What has traveling to paint walls around the world added to your work? How has it changed your perspective on what you do?

 

When I decided to move to Barcelona Spain it was with the intention of coming up with directions that moved beyond the established parameters of what street art was. Being able to create murals in different countries around the world has allowed the series to gain a universal and poetic releavance as a continuing project.

 

 

Your choice to draw Yousif, a traditional Bahrainian fisherman, in one of your latest works using charcoal seems especially significant because of the changing cultural landscape in Bahrain. The charcoal mural will disappear, and this traditional way of life seems to be in the process of being squeezed out by globalization. What kind of message did you intend to send to the residents of Manama, Bahrain with that piece?

 

I try to create pieces that touch upon different narratives at once. The Yousif / Manama mural is created in a way that allows for introspection. It makes you ask why an annonymous person is portayed on a huge wall within a city that is only used to seeing huge images of political leaders and pretty faces selling luxury.
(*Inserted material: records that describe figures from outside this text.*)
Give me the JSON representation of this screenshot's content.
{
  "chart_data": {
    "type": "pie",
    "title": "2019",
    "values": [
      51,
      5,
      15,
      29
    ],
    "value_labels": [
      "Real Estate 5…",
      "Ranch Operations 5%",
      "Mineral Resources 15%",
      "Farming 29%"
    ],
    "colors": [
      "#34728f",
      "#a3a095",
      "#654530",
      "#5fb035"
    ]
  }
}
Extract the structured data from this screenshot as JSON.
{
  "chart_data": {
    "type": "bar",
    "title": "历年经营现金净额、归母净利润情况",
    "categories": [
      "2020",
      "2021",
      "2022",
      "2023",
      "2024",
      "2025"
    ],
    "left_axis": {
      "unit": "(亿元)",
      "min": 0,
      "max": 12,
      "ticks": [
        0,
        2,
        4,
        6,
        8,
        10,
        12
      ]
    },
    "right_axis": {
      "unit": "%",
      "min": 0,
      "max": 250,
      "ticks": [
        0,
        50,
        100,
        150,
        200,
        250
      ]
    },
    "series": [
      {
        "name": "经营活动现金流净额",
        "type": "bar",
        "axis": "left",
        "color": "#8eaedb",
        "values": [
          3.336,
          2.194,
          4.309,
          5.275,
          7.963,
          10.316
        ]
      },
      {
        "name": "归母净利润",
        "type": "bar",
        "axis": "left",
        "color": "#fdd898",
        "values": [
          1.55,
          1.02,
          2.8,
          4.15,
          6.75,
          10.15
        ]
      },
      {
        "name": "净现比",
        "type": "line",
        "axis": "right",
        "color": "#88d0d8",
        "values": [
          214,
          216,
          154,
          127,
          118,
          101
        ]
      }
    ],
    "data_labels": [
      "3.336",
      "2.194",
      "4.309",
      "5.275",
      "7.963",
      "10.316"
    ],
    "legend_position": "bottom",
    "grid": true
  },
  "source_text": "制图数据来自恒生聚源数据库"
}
Who am I to send a message to the residents of Manama. I went there and created a piece of art that brings humanity to the forefront.

 

 

How does your experience differ when you draw an ephemeral portrait on wall using charcoal from when you paint a permanent mural? What are the two processes’ different intentions?

 

The Identity Series murals are created to fade away. They question the role models that are chosen to sell us products and political ideas. They give importance to all of us by choosing someone out of the population at random. They touch upon the impermanence of life and the memories that we leave behind.

The permanent murals are memorials. They are my way of giving importance to people that have made an impact in my life or people that deserve more attention for their accomplishments.

 

Yousif in Manama Bahrain
 

When painting anonymous residents of a city, how do you go about choosing your subject?

 

I usually have a gender and age range in mind when I start my search. This way I make sure that the series is varied. I go to the coffee shops and local stores to see if I find a person of that gender and age range. Once I do, I ask them if they are from the neighborhood and do they feel identified with where they live. If they respond yes to both questions we have our next protagonist for the series.

 

Manolo Alvarez in Buenos Aires Argentina
 

Much of your work is socially and politically minded. What issues are close to your heart right now?

 

The invasiveness of marketing and it’s damaging effects, climate change denial, unscrupulous banks, corporations controlling government policy, all make sure that profits today leave a dismal reality now and a destroyed world for our children tomorrow.

 

 

What upcoming projects are you excited about for the rest of this year?

 

I am in talks with the Guggenheim Bilbao Museum for an upcoming “Terrestrial” project. They want me to do a huge sand portrait mandala based on the theme of peace.

I will be in London in the beginning of June getting a new print ready and doing a mural with the very cool people at Nelly Duff. I have a really big Terrestrial Series project at the end of the year that I am getting together. Can’t say too much yet, but it will be in the city center of a major Northern European city and viewable from space.